= Ministry of Defence Police and Guarding Agency =

Organisation within the United Kingdom's Ministry of Defence

The agency logo

The Ministry of Defence Police and Guarding Agency (MDPGA) was an organisation within the United Kingdom's Ministry of Defence between 2004 and 2013.

It was formed on 1 April 2004 as an executive agency by the amalgamation of the MoD Police Agency with the Ministry of Defence Guard Service, with the purpose of providing a coordinated approach to the provision of security to MoD property. It had its headquarters in Wethersfield and was headed by a Chief Executive, who also served as the Chief Constable of the MoD Police. Its executive agency status was removed on 1 April 2012 and management of the MDPGA was moved back inside the MoD. It was formally disbanded on 1 April 2013.

==Organisation==
The organisation was divided into two main areas:

===Ministry of Defence Police===

The Ministry of Defence Police (MDP) supplies specialised civilian policing services to the MoD community, both military and civilian units. It also supports the Defence vision (a force for good in the world) by contributing to international policing in countries such as Kosovo, Iraq, and Afghanistan during its period as part of the MDPGA; its principal role in these regions was to help develop a model for human rights-based local policing, by training and mentoring local recruits.

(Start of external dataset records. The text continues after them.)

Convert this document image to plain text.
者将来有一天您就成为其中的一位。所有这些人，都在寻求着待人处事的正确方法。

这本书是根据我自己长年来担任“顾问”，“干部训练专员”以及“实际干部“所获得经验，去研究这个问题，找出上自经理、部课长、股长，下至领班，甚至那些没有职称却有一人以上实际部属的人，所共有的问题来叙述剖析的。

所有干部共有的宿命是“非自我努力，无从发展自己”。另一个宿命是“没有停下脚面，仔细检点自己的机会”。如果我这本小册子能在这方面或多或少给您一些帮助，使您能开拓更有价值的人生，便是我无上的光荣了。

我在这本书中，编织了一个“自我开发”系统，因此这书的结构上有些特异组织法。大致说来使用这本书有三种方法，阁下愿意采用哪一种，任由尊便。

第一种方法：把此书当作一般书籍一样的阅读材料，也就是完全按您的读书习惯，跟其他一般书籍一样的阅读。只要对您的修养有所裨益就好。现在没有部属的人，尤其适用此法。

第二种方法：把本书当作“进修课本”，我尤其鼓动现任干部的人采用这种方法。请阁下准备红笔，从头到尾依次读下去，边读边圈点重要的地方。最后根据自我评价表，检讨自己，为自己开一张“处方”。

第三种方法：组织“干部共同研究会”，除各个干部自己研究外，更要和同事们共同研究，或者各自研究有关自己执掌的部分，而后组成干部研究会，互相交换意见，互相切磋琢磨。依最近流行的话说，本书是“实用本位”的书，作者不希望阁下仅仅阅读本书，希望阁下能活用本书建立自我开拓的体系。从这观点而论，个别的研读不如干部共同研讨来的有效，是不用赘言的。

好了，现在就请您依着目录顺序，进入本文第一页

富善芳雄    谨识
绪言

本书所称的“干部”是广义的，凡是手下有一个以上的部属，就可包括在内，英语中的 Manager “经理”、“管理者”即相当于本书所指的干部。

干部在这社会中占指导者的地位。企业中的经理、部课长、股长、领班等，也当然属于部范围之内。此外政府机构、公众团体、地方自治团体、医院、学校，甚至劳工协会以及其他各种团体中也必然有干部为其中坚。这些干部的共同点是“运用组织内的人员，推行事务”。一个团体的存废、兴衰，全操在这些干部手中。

===Ministry of Defence Guard Service===

The Ministry of Defence Guard Service (MGS) role is to provide unarmed guarding and access control services to MoD units across the UK. It guards over 200 sites including the MoD HQ in London, the nuclear submarine base at HM Naval Base Clyde, and the RAF stations at Menwith Hill and Fylingdales

==Role==
The agency's role as defined in its Corporate Plan was: Delivering effective policing and guarding as part of the UK's Defence capability. The focus of all agency activity was to counter the following crimes and security risks faced by the MoD:

- Terrorist attack and the threat of attack.
- Disruption and disorder caused by protestors.
- Theft of key assets.
- Major financial fraud.
- Unauthorised intrusion onto the Defence Estate.

==Outputs==
- Protection of the UK's Strategic Nuclear Deterrent.
- Defence business continuity: the ability to reinforce the protection of Defence personnel and property.
- Defensive armed policing: the capability to deter and respond to, an armed attack on Defence personnel and property.
- Uniformed policing: the effective use of police powers to deter, detect, and respond to crime and disorder.
- Guarding: the provision of unarmed guarding and access control to Defence personnel and property.
- Crime investigation: the prevention, detection and investigation of crime that impacts significantly against Defence capability, and the recovery of stolen assets.
- International capability: the contribution of specialist policing expertise in support of wider Defence and foreign policy objectives.
- Policy: contributing to Defence policing and guarding policy.

==Disbandment==

The MDPGA was formally disbanded on 1 April 2013. The MOD Police returned to standalone police force status. The management of the MOD Guard Service was taken over by the newly formed Defence Infrastructure Organisation.